Suffa Meclisleri muallimlerinin bu dönemki son buluşması yapıldı. Üçüncü yılın sonuna gelen meclislerimiz, bu sene İlmihal müfredatını takip ettiler. Bu son dersimizde, Muhammed Emin Yıldırım Hocamız, “İlim-Amel Dengesi” başlığında muallimlerimize bir sohbet yaptı. Gelecek seneki konumuz olan Kur’an müfredatı için de hazırlık olsun diye tavsiye kitapların verildiği toplantımız çok verimli geçti. Toplantıya katılan tüm muallim kardeşlerimize ve Hocamıza teşekkür ediyor, Suffa Meclislerimizin bereketlenmesini Rabbimizden niyaz ediyoruz.
Dersten Cümleler
Planlı, programlı yaşamaya Müslümanlar olarak pek alışık değiliz, ama alışmamız gerekir.
Aslında İslam’ın ruhunda var olan tedricilik adımı en büyük programdır. Sıralamaya riayettir.
Bu son Muallimler toplantımızda, sözün perdesini; Selman-ı Farisî’den başlatacağız…

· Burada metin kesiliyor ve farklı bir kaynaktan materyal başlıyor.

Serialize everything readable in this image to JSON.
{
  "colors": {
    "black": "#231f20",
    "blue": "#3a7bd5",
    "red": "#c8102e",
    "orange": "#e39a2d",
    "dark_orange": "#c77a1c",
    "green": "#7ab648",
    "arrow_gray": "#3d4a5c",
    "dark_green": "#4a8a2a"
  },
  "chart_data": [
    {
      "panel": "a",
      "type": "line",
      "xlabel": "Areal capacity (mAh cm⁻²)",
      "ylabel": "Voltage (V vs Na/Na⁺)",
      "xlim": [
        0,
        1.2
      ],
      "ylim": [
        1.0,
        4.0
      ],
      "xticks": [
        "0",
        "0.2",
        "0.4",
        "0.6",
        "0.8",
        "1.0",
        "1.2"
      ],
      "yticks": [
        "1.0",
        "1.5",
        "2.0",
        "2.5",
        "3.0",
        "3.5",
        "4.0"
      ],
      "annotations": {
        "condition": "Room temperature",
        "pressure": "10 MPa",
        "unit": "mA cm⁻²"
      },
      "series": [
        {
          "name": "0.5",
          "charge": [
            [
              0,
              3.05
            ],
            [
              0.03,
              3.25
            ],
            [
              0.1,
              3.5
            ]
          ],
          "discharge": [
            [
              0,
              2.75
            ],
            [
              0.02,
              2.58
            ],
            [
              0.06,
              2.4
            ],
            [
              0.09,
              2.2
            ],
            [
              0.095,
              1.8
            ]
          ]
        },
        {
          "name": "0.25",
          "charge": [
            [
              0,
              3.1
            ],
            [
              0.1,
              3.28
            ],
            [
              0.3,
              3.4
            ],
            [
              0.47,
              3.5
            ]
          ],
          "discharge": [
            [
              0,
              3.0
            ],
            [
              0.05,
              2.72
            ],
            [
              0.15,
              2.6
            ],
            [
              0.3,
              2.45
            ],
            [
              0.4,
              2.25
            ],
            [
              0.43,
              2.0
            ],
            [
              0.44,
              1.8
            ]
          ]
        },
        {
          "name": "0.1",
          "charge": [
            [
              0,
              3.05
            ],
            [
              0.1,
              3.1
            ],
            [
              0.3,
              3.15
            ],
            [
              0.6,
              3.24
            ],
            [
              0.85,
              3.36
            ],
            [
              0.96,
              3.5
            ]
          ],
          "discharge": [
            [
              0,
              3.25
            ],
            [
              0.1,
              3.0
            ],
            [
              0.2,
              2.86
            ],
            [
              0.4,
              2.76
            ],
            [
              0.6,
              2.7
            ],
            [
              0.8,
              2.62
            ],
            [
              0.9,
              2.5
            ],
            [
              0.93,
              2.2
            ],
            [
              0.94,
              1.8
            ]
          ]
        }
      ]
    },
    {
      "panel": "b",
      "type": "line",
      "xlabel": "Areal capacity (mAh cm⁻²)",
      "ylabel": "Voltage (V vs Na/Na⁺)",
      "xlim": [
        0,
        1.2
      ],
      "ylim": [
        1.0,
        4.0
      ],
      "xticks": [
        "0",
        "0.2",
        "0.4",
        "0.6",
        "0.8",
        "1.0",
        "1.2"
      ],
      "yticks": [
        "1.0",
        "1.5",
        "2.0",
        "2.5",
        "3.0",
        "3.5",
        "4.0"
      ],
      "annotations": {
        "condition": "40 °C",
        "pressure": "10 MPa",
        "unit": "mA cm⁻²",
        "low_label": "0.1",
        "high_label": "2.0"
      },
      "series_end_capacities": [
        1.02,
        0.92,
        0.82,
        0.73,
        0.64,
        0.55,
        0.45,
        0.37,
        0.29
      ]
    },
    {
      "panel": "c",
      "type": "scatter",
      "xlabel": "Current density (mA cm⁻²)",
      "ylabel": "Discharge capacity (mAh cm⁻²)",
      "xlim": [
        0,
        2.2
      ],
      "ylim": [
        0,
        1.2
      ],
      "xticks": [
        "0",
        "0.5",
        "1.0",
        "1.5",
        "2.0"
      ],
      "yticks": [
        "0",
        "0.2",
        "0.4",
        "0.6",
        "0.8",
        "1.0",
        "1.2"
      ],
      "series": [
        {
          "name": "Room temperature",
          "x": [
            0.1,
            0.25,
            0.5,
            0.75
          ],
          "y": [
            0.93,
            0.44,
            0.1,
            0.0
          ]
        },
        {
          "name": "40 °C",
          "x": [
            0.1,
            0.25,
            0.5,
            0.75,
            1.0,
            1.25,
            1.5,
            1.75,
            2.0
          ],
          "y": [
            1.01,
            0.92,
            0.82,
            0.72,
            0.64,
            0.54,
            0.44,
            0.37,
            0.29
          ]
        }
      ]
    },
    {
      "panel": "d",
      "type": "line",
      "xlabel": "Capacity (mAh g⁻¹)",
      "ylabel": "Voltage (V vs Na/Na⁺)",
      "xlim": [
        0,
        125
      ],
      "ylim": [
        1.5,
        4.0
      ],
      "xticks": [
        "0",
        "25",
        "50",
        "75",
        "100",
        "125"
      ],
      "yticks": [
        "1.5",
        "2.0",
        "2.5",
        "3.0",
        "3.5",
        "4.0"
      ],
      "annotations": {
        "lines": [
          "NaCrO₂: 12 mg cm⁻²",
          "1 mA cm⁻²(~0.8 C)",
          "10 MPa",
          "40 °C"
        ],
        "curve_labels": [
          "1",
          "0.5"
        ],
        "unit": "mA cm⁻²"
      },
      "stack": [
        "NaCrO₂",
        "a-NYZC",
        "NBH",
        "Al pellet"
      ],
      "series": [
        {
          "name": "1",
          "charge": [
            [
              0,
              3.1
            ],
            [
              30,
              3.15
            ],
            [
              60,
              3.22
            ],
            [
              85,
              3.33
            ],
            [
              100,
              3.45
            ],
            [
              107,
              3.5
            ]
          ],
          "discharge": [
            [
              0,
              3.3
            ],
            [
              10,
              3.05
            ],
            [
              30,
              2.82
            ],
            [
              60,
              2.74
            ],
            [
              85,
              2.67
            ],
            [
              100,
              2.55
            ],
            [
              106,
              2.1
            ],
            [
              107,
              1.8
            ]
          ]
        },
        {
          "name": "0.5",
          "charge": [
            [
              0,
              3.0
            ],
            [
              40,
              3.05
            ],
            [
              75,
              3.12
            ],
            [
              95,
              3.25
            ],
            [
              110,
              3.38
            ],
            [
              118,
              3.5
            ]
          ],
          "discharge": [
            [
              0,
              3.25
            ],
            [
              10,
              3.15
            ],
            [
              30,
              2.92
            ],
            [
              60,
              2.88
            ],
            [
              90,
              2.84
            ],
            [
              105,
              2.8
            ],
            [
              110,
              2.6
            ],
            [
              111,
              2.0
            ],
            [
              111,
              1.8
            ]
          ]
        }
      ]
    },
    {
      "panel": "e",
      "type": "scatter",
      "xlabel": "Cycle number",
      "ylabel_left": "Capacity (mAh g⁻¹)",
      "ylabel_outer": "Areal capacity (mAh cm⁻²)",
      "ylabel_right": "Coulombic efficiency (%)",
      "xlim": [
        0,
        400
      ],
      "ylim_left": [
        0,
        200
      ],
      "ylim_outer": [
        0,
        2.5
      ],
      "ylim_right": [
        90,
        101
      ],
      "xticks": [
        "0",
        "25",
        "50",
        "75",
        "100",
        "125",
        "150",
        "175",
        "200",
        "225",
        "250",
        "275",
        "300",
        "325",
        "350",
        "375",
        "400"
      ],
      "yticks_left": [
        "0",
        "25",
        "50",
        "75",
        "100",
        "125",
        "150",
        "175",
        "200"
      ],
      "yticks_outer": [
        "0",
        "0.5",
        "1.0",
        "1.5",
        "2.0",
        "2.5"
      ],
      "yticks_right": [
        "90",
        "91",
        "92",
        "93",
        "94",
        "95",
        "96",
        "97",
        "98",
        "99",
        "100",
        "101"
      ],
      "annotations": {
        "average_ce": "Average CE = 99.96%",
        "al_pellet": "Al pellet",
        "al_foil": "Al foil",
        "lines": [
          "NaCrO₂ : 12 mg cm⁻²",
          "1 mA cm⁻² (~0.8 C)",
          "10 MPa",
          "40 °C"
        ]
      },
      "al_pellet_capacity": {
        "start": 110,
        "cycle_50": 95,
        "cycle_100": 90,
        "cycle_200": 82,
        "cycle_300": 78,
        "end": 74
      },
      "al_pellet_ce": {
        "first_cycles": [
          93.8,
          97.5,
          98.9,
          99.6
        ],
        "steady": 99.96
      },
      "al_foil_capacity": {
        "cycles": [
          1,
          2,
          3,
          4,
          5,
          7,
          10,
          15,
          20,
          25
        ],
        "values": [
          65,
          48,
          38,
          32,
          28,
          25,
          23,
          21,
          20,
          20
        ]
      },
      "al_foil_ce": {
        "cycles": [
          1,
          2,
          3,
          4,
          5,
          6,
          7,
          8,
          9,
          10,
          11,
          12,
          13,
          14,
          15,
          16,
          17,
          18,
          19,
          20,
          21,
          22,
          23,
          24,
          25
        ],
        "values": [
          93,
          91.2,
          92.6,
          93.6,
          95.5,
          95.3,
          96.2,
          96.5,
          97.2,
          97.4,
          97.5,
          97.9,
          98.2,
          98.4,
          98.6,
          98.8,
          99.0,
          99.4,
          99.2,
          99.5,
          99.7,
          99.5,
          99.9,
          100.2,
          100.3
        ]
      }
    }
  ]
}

Onun asıl ismi, Mabih, babasının ismi Büzehmeşan’dır. Ona Selman ismini veren Efendimiz’dir. (sas)
İran’dan başlayıp önce Nusaybin’e oradan Musul’a, oradan Ammuriye’ye, oradan Tebuk’a, en son Tebuk’tan Medine’ye bir köle olarak gelmesi…
Selman-ı Farisi’nin isminin dışında, beş ifade ile daha anılmıştır. Bunlar:
1- Selman ibnü’l-İslam
2- Selman-ı Muhammedi
3- Selmanü’l-Hayr
4- Selmanü’l-Hâkim
5- Selman-ı Pâk
Bu beş ifadeden alınması gereken mesajlar:
1- Kavmini, kabileni, makamını, mevkiini, şanını, şöhretini, servetini, aileni, dininin önüne geçirme ki, Selman ibnü’l-İslam olasın; onun gibi İslam’ın evladı olabilesin.
2- Her şeyden ama her şeyden daha fazla Peygamberini sev ki, Ali’nin ve Fatıma’nın evladı olmasan bile, Selman-ı Muhammedi olasın; onun gibi Ehl-i Beyt’in manevi mensubu olabilesin.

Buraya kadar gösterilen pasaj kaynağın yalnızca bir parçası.